Did that make you feel uncomfortable? It did for me, for a long time.  I am self-taught, it took me 10 years to figure out not only how to manage a functional space, but also how to not beat myself up over setbacks and imperfections. In my journey, I have worked as a personal assistant, nanny, and house manager. Through this time, I saw similar themes and was able to create functional and beautiful organizational plans for different types of people who were leading very different types of lives. 

 

We are raised in a society that glorifies people who are able to live a life where everything looks perfect all the time. But, this is not realistic for most people. The 40-hour workweek was designed with the assumption that one person would be staying at home to take care of the house-related tasks, such as cooking, cleaning, and laundry. This is no longer the norm for the average person. This is not the norm for many neurodivergent folks who are often not able to work a traditional 40-hour schedule. And, if they do there is usually not enough energy after that time to manage the rest of the workload.

My approach to home organization is gentle and it's practical.
We look to answer the question: How can we make this space more functional?

  • We start by meeting to identify goals.

  • Generally, we meet once a week thereafter (can be more frequent if you have bigger projects and/or specific timelines). A weekly meeting is important, especially in the beginning, to create a routine and accountability.

  • We tackle one area (or sometimes even one box/bag) at a time. 

  • As we make plans, we discuss your executive functions and how they relate to your struggle with organization.
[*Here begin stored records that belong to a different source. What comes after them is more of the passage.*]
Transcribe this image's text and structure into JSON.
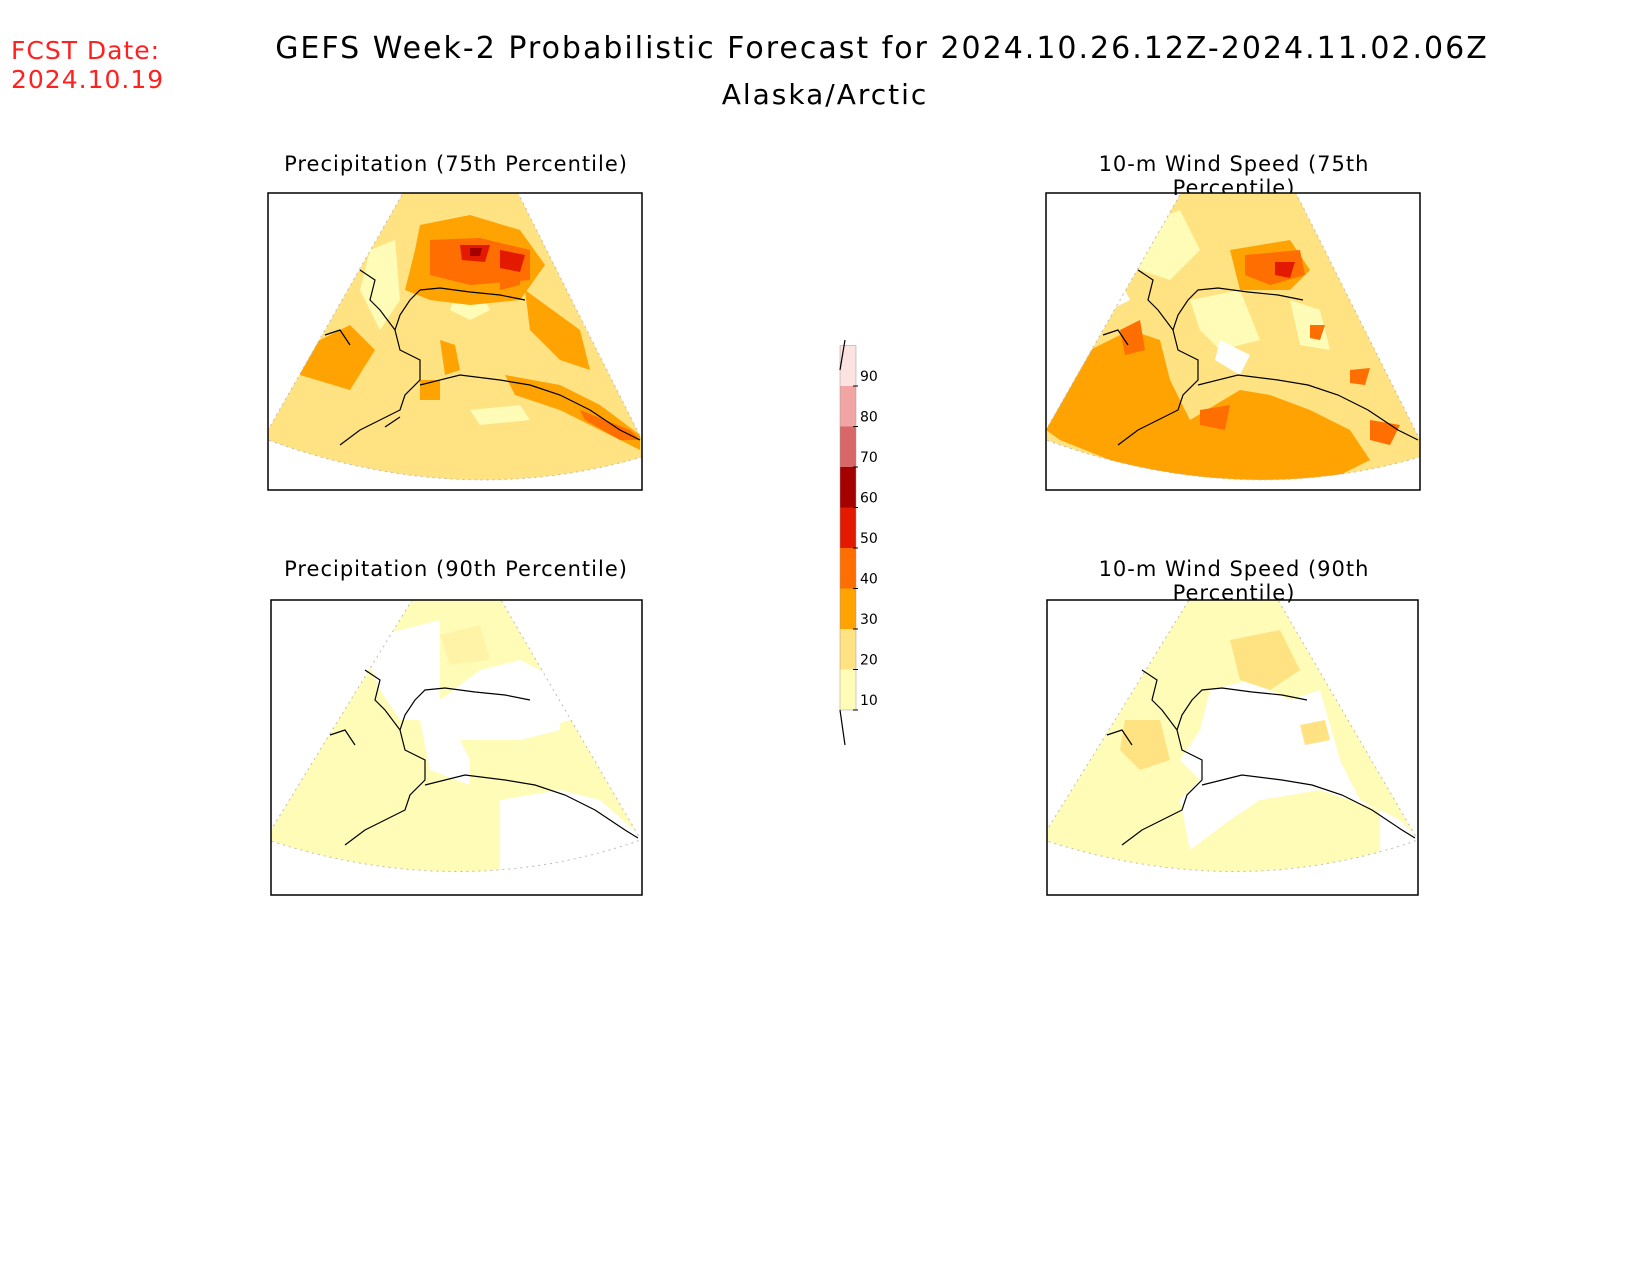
{
  "header": {
    "fcst_label": "FCST Date:",
    "fcst_date": "2024.10.19",
    "title": "GEFS Week-2 Probabilistic Forecast for 2024.10.26.12Z-2024.11.02.06Z",
    "region": "Alaska/Arctic"
  },
  "panels": [
    {
      "title": "Precipitation (75th Percentile)",
      "variable": "precipitation",
      "percentile": 75
    },
    {
      "title": "10-m Wind Speed (75th Percentile)",
      "variable": "wind_speed",
      "percentile": 75
    },
    {
      "title": "Precipitation (90th Percentile)",
      "variable": "precipitation",
      "percentile": 90
    },
    {
      "title": "10-m Wind Speed (90th Percentile)",
      "variable": "wind_speed",
      "percentile": 90
    }
  ],
  "colorbar": {
    "levels": [
      "10",
      "20",
      "30",
      "40",
      "50",
      "60",
      "70",
      "80",
      "90"
    ],
    "colors": [
      "#fffcb8",
      "#ffe281",
      "#ffa302",
      "#ff6e00",
      "#e41a00",
      "#a40000",
      "#d86767",
      "#f2a5a5",
      "#fde2e2"
    ]
  }
}
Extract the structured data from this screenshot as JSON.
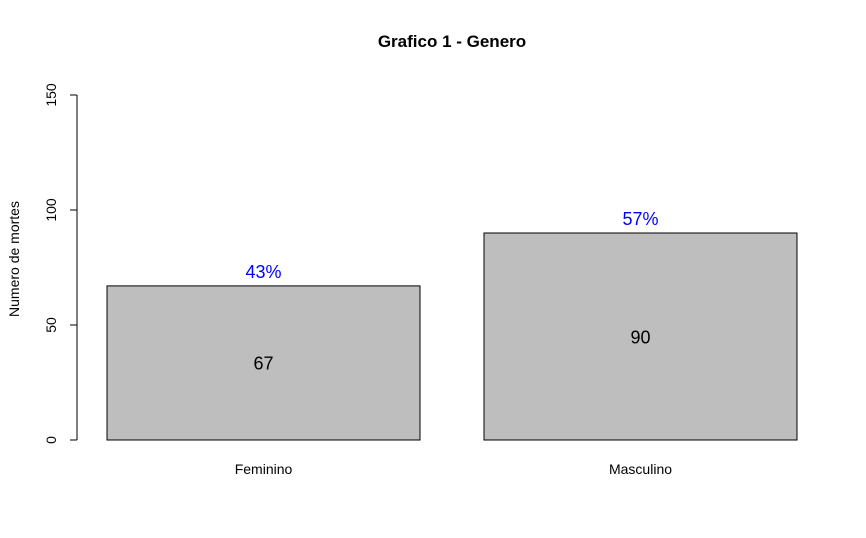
{
  "chart_data": {
    "type": "bar",
    "title": "Grafico 1 - Genero",
    "ylabel": "Numero de mortes",
    "xlabel": "",
    "categories": [
      "Feminino",
      "Masculino"
    ],
    "values": [
      67,
      90
    ],
    "percent_labels": [
      "43%",
      "57%"
    ],
    "value_labels": [
      "67",
      "90"
    ],
    "ylim": [
      0,
      150
    ],
    "yticks": [
      0,
      50,
      100,
      150
    ],
    "ytick_labels": [
      "0",
      "50",
      "100",
      "150"
    ],
    "grid": false,
    "legend": "none",
    "colors": {
      "bar_fill": "#bebebe",
      "bar_stroke": "#000000",
      "percent_text": "#0000ff",
      "value_text": "#000000"
    }
  }
}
We learn new strategies and mindsets to keep you on track.

  • We work to set realistic small goals that can be achieved even with a full-time work schedule, kids, or other commitments.  

Tackling the disorder in your home can reveal the turmoil in your mind, and that can be scary. This is why we approach the process slowly and intentionally, with structure and purpose. Taking care of your home is like medicine for the soul, but sometimes it doesn't taste very good.

 

Relieving the cluttered barriers that you created in your home gives you more space in your mind and in your life to be more open, positive, creative, and happy.